Sometimes we put alcohol in your feeding tube.

If a patient with a history of alcohol abuse needs open heart surgery, a Maryland Cardiac Surgical ICU nurse said, he or she might get alcohol (supplied by the pharmacy) with hospital meals or through a feeding tube to prevent alcohol withdrawal symptoms such as elevated heart rate, anxiety, and shaking. A nurse in an Oklahoma cardiac unit who has administered this treatment to a patient said that, on physician’s orders, the pharmacy brought 60 ml of bourbon each night to the nurse and watched her pour it down a nasogastric tube. While this method is considered “old school”—hospitals more often give patients Ativan—“it is funny to say that you gave your patient a shot of bourbon as a medication order,” the nurse said.

That’s going in your chart.

Ever wonder what nurses are writing in your patient chart? If you say something offensive or off-the-wall, nurses chart it. If your family member creates issues, that goes in the chart, too. “I always chart when a patient is difficult or belligerent. I keep it objective and write direct quotes; it’s funny to have to type ‘Fuck you, bitch’ in medical documentation,” Molly said. Nurses chart everything because if a patient later sues the hospital, the evidence can diminish the patient’s credibility. Along those lines, Molly added, “If you claim to know someone, be someone, or say you’re going to sue, it doesn’t increase your chances of getting better service.”

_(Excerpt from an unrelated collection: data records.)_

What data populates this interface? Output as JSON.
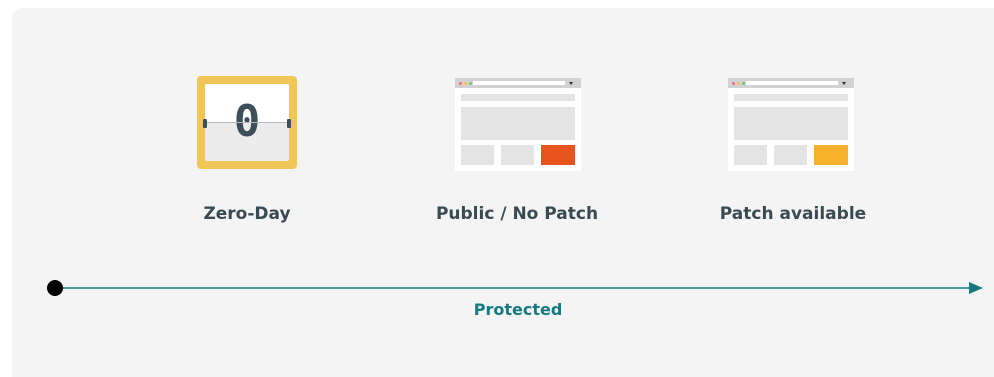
{
  "stages": [
    {
      "label": "Zero-Day",
      "icon": "flip-clock-icon",
      "digit": "0"
    },
    {
      "label": "Public / No Patch",
      "icon": "browser-window-icon",
      "accent": "#e8541e"
    },
    {
      "label": "Patch available",
      "icon": "browser-window-icon",
      "accent": "#f8b12c"
    }
  ],
  "timeline": {
    "label": "Protected",
    "color": "#137a80",
    "start_marker": "filled-circle",
    "end_marker": "arrowhead"
  },
  "colors": {
    "panel": "#f4f4f4",
    "text": "#3a4a52",
    "clock_frame": "#f0c65a",
    "browser_dots": [
      "#f06e6e",
      "#f5c04a",
      "#6cc46c"
    ]
  }
}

You might not need the surgery your doctor says you need.

“Sadly, doctors and doctors’ offices bully people into having tests and procedures they don’t really need, especially the elderly,” said a Tennessee travel nurse. Similarly, “If I could talk to my patients before open heart surgery, I would probably advise thirty percent of them not to have surgery,” said a New York nurse. “Our fee-for-service healthcare system incentivizes doctors and hospitals to advise aggressive, high-cost treatments and procedures. Doctors undersell how much rehabilitation the successful recovery from heart surgery requires. Most patients tell me they didn’t know the recovery would be as difficult as it is. Every time I see patients over eighty-five opt for an aortic valve surgery because they were becoming short of breath on exertion, I scratch my head because many of these high-risk patients will not get back all the faculties they had before the surgery, and some won’t even make it out of the hospital.”

We cry over you.

They might not do it in front of patients, but nurses do cry about the people they treat, whether with patients’ families or on their own. “Because I’m a burly man, [people think] I am not affected as much, but I am,” said an Oregon murse. “Sometimes I cry on the way home from work.”

Some stories are too sad for even the most composed nurses to bottle away until after the shift. Nurses in Kansas, California, and other states told me about child abuse cases that led them to sob in the break room. A young Illinois nurse was taking care of a woman in her nineties and learned that “even when a patient can’t respond and their eyes are closed, they can probably still hear you.” While the nurse was talking to the patient, her preceptor laughed at her. “She can’t hear you and she’ll never open her eyes again. Stop wasting your time. We have a lot of other patients to get to,” she said and walked out the door. The nurse took the patient’s hand, squeezed it, and said, “I believe that you can still hear me, and I promise to take good care of you.” The woman lightly squeezed back. “I knew she heard me and I lost it right there. Even when patients may not be there all the way, they are still someone’s mother, father, sister, or friend, and deserve to be treated with respect,” the nurse said.